Khaw takes a different approach. Here, again, the Blues is used as a tidal force whose effects are felt more than its seen. Deacon is famous enough for the harassment he suffers to be mitigated. He’s not famous enough to not have to worry about it and he’s painfully aware of the width of the corridor he’s chipping through life. Deacon is surviving, but he’s not doing very much more than that.

It would be easy to make the ‘voice’ he’s infected with Faustian but its so much more interesting than that. Deacon acquires power, the ability to dominate an audience and the reality around it and it absolutely terrifies him. It also proves intensely personally destructive and that folds the book into its most interesting shape.

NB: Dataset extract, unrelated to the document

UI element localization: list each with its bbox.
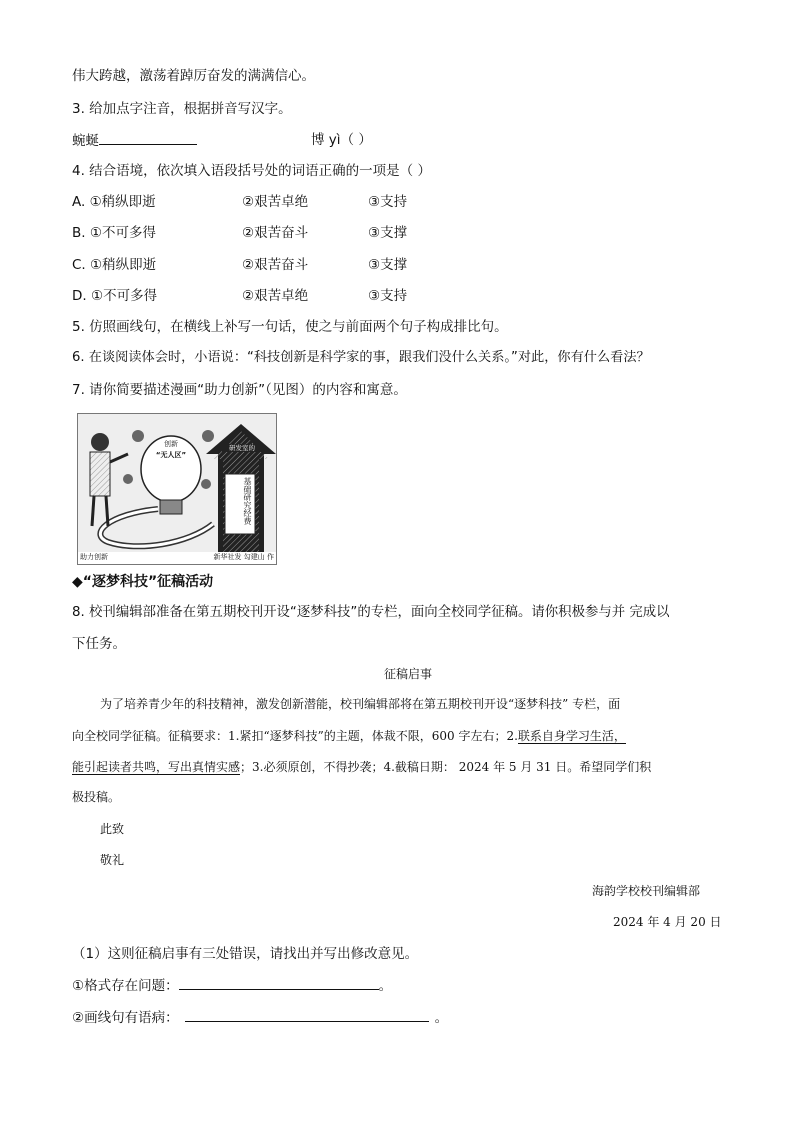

Deacon’s background, his choices and his craft wrap a discussion of institutionalized racism around a detailed examination of the creative mindset and the endless march of Doing The Work. The creative rails Deacon travels are the same ones that carnies, professional wrestlers, journeyman fighters and mid list authors know so well. Do the work. Keep healthy. Do the work again. Repeat.

Success, visibility for Deacon here is acquainted with destruction. Not the destruction of an overdose in a Paris bathroom but the destruction of being ripped apart by the work you do and the attention it garners. For a performer of any sort that’s an extraordinarily powerful motif. For a performer of color like Deacon, that’s a career choice he can’t escape from. Be mediocre forever. Be brilliant once. Deacon makes the right choice. Persons, that’s a different story. And that’s just what he wants.

A Song For Quiet is fearless. It’s a fearless examination of the price we pay for creativity, the cost of success and the unique perils of being a black man with a public image. The fact its also a blisteringly smart horror story and a re-purposing of an often intensely racist mythos makes it all the more impressive. Fierce, horrific, humane and a welcome return for John Persons and his world.